Now, large enterprises need integrate organizational network and plenty of Internet-based services in their information infrastructure which takes new challenge to IT researchers and engineers. NGNs enforced application-oriented and mission-oriented to evaluate network. Distributed systems are changing from traditional server-client model to a more dynamic service-oriented model. Network-based information systems are born of distributed computing environment, at present the system we faced is a non-linear complicated system with tightly linked, high speedy, multimedia, intelligent and friendly elements. Driven by technology and market, more and more new technology, standards and devices were introduced into information systems.
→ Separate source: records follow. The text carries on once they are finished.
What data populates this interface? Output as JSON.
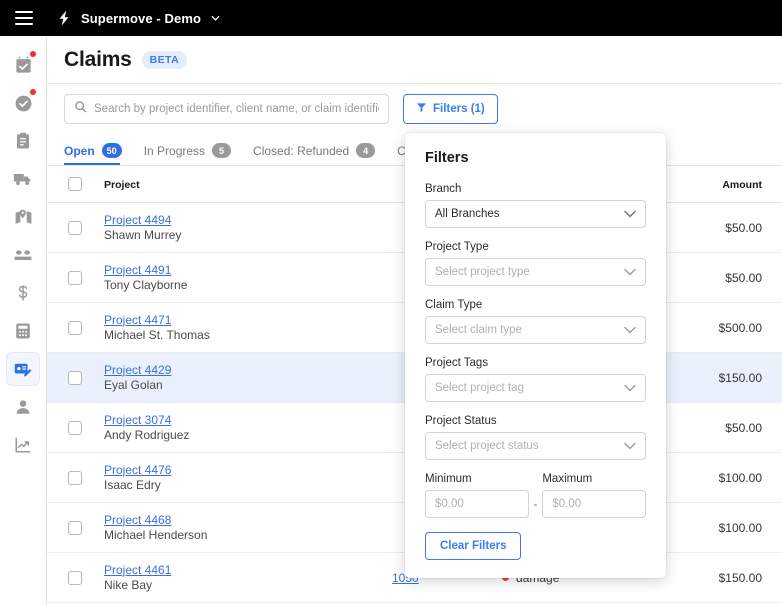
{
  "topbar": {
    "menu_icon": "hamburger-icon",
    "logo_icon": "lightning-bolt-icon",
    "brand": "Supermove - Demo",
    "caret": "∨"
  },
  "sidebar": {
    "items": [
      {
        "name": "calendar-check",
        "badge": true
      },
      {
        "name": "check-circle",
        "badge": true
      },
      {
        "name": "clipboard",
        "badge": false
      },
      {
        "name": "truck",
        "badge": false
      },
      {
        "name": "map-pin",
        "badge": false
      },
      {
        "name": "handshake",
        "badge": false
      },
      {
        "name": "dollar",
        "badge": false
      },
      {
        "name": "calculator",
        "badge": false
      },
      {
        "name": "claims-invoice",
        "badge": false,
        "active": true
      },
      {
        "name": "user",
        "badge": false
      },
      {
        "name": "analytics-chart",
        "badge": false
      }
    ]
  },
  "header": {
    "title": "Claims",
    "badge": "BETA"
  },
  "search": {
    "placeholder": "Search by project identifier, client name, or claim identifier",
    "value": "",
    "icon": "search-icon"
  },
  "filters_button": {
    "label": "Filters (1)",
    "icon": "funnel-icon"
  },
  "tabs": [
    {
      "label": "Open",
      "count": "50",
      "active": true
    },
    {
      "label": "In Progress",
      "count": "5",
      "active": false
    },
    {
      "label": "Closed: Refunded",
      "count": "4",
      "active": false
    },
    {
      "label": "Clo",
      "count": "",
      "active": false
    }
  ],
  "table": {
    "columns": {
      "project": "Project",
      "amount": "Amount"
    },
    "rows": [
      {
        "project": "Project 4494",
        "client": "Shawn Murrey",
        "claim": "",
        "type": "",
        "amount": "$50.00",
        "highlight": false
      },
      {
        "project": "Project 4491",
        "client": "Tony Clayborne",
        "claim": "",
        "type": "",
        "amount": "$50.00",
        "highlight": false
      },
      {
        "project": "Project 4471",
        "client": "Michael St. Thomas",
        "claim": "",
        "type": "",
        "amount": "$500.00",
        "highlight": false
      },
      {
        "project": "Project 4429",
        "client": "Eyal Golan",
        "claim": "",
        "type": "",
        "amount": "$150.00",
        "highlight": true
      },
      {
        "project": "Project 3074",
        "client": "Andy Rodriguez",
        "claim": "",
        "type": "",
        "amount": "$50.00",
        "highlight": false
      },
      {
        "project": "Project 4476",
        "client": "Isaac Edry",
        "claim": "",
        "type": "",
        "amount": "$100.00",
        "highlight": false
      },
      {
        "project": "Project 4468",
        "client": "Michael Henderson",
        "claim": "",
        "type": "",
        "amount": "$100.00",
        "highlight": false
      },
      {
        "project": "Project 4461",
        "client": "Nike Bay",
        "claim": "1050",
        "type": "damage",
        "amount": "$150.00",
        "highlight": false
      }
    ]
  },
  "filter_panel": {
    "title": "Filters",
    "branch": {
      "label": "Branch",
      "value": "All Branches",
      "is_placeholder": false
    },
    "project_type": {
      "label": "Project Type",
      "value": "Select project type",
      "is_placeholder": true
    },
    "claim_type": {
      "label": "Claim Type",
      "value": "Select claim type",
      "is_placeholder": true
    },
    "project_tags": {
      "label": "Project Tags",
      "value": "Select project tag",
      "is_placeholder": true
    },
    "project_status": {
      "label": "Project Status",
      "value": "Select project status",
      "is_placeholder": true
    },
    "minimum": {
      "label": "Minimum",
      "placeholder": "$0.00",
      "value": ""
    },
    "maximum": {
      "label": "Maximum",
      "placeholder": "$0.00",
      "value": ""
    },
    "separator": "-",
    "clear_label": "Clear Filters"
  },
  "colors": {
    "accent": "#3b7cf5",
    "link": "#3b6fe0",
    "badge_red": "#e8332a",
    "topbar_bg": "#000000",
    "row_highlight": "#eaf1fc",
    "status_dot": "#e8433c"
  }
}
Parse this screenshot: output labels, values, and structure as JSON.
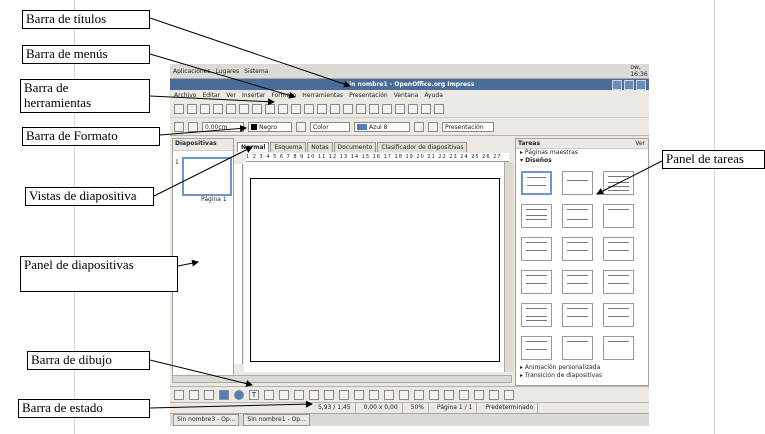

Scale of present networks and systems grow rapidly, while enterprises will be burdened with new-coming security and complexity problem. Enterprises need a new method to simplify system resources management and to protect their mission-crisis wealth effectively.This article is concerned with research and relating implementation of security policy under distributed environment, it emphasizes on access control policy model.In this article we first worked out an ideal information model of E-enterprise, later discussed the security and management problem of this model. At the end concluded that as application adding, without good layout, computing entities management especially security and reliability management will be the bottleneck of enterprises development.Policy-based management system brings us a good method to solve this bottleneck. As a centralized access control system, Operating system is a good example, it based on GFAC(General Framework of Access Control). We introduced a distributed access control system, but new questions should be concerned. First, how to effectively manage entity objects under distributed environment? Second, how to reuse management policy? For the former question, we relied on directory service. For latter one, with the help of Ponder language(from Imperial university policy research group), we can easily formalize the definition of security policy, gain the maximum reuse.